The Canine flu has been receiving a lot of attention lately, and has become an increasing concern for dog owners.
The canine influenza virus is a relatively new pathogen of dogs. It was first identified in January 2004 by Dr. Cynda Crawford at the University of Florida Veterinary School. It was identified in a group racing greyhounds and it is thought that this virus is a variant of the equine influenza virus.
Since that time, cases of canine flu have been reported throughout the country. As of this writing, there have been no reported cases in Minnesota, however, there have been some in Wisconsin.

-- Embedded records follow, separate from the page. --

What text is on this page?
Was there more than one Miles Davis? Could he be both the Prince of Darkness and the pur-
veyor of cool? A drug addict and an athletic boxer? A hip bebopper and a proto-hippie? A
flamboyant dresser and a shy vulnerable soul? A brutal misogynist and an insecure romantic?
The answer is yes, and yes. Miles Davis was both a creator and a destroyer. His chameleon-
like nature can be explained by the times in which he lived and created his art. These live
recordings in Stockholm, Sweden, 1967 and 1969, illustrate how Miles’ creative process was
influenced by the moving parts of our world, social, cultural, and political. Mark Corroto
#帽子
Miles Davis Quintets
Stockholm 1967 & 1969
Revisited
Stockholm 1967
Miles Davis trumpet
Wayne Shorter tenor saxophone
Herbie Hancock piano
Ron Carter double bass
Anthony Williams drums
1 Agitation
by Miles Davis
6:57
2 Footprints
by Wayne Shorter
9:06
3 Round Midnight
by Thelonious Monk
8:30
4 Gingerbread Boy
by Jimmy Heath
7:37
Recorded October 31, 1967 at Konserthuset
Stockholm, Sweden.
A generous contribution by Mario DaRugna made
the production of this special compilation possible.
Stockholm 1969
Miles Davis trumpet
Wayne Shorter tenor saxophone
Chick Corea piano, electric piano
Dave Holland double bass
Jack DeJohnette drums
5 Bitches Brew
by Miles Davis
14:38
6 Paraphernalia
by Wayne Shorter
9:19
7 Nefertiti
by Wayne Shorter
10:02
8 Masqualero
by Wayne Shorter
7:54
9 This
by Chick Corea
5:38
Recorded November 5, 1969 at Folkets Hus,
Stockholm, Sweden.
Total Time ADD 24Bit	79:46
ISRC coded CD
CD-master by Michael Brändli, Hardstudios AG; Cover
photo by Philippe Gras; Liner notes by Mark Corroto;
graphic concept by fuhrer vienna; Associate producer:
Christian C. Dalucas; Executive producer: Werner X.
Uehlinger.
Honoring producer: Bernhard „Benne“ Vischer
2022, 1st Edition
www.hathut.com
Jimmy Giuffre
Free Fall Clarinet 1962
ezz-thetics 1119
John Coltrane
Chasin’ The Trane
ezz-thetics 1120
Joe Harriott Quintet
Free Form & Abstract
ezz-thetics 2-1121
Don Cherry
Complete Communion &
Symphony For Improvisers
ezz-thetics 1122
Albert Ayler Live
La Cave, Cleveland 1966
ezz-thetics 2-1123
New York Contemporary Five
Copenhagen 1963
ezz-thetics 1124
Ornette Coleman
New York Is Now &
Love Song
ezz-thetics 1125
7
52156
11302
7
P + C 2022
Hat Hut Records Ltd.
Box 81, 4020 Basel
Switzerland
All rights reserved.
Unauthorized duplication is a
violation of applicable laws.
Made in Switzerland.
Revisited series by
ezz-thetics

The most common clinical sign of this disease is coughing. Dogs may also have a nasal discharge, increased respiratory rates, and fevers reaching 104-106 degrees.
The incubation period from time of exposure to time of clinical illness is about 2-5 days. It is a very contagious virus, and infection rates in kennel type of situations may reach 100%. Of dogs that are exposed to this virus, about 75% will exhibit signs of illness. The mortality rate from this virus has been reported to be 1-10%. Dogs that have died from this virus generally die due to a secondary bacterial pneumonia.
It may be difficult to distinguish the canine influenza virus from other causes of "kennel cough". Currently, the best method of diagnosis is to perform blood antibody titers for the virus. Two blood tests need to be performed, one at the onset of disease, and one several weeks later to determine change in titers to confirm infection, and not just exposure to the virus.
Dogs that are infected with canine flu are treated with intravenous fluid therapy and antibiotics. Currently, there is no vaccine that can be given to prevent this virus.
At this time, we are advising owners exercise informed caution. Do not allow your dog to be around other dogs that are coughing, and ask your boarding facility if they have had any outbreaks of coughing dogs. If your dog is coughing or having nasal discharge, he or she should be seen by a veterinarian.